La concurrence des prêtres druides

N’y a-t-il pas, dans cette bataille entre images laïques et images d’église, le modèle de nos ancêtres : c’est parce qu’ils se sentaient concurrencés par le pouvoir des prêtres druides que les chefs celtes auraient émis d’abondantes monnaies, avec leur figure : « Ces images monétaires… sont en fait la seule propagande que les chefs des tribus réussissent à se donner, en échappant ainsi à la chaîne attachée par les druides à l’écriture.»
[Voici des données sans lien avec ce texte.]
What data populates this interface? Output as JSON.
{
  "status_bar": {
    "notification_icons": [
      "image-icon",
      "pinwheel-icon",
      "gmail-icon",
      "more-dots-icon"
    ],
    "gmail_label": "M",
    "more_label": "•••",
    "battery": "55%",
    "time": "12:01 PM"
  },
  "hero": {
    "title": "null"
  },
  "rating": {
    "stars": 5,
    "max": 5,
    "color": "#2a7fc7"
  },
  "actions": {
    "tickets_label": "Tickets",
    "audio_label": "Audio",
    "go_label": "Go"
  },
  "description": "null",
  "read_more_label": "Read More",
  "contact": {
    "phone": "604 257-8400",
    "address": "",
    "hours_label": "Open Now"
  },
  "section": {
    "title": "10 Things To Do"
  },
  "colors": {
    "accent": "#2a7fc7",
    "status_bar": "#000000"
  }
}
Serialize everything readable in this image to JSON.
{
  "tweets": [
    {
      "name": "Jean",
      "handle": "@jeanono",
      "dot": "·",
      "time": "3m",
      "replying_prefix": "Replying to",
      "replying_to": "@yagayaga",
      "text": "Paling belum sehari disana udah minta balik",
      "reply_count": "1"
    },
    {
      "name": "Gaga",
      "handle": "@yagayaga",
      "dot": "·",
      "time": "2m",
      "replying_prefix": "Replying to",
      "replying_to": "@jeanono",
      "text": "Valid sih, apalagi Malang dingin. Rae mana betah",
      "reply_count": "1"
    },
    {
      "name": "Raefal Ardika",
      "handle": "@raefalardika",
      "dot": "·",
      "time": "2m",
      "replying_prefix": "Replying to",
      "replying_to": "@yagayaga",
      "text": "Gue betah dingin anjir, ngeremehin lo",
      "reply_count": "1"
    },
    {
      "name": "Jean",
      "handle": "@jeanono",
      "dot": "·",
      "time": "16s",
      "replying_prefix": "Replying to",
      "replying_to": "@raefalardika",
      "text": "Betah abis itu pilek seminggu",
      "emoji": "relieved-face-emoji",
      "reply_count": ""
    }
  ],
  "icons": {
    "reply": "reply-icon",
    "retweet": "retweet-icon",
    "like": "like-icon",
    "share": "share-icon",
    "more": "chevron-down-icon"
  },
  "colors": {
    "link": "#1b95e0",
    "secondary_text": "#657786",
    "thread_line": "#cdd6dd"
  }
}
Si ce double problème – remplacer la figure du roi, entretenir une imagerie laïque – explique les traits singuliers du portrait dans le timbre de France lors de ses premiers développements, on peut se demander comment cette caractéristique va évoluer dans un contexte culturel différent, moins hostile à l’Ancien Régime et plus ou vert au religieux ?

Comment entretenir par l’image un comportement de démocratie républicaine, alors que l’image incite tant au culte des figures, au culte des personnalités ? Comment entretenir un discours-­image qui soit positivement laïque, et pas seulement d’exclusion de tout propos religieux ? Comment enseigner l’histoire ?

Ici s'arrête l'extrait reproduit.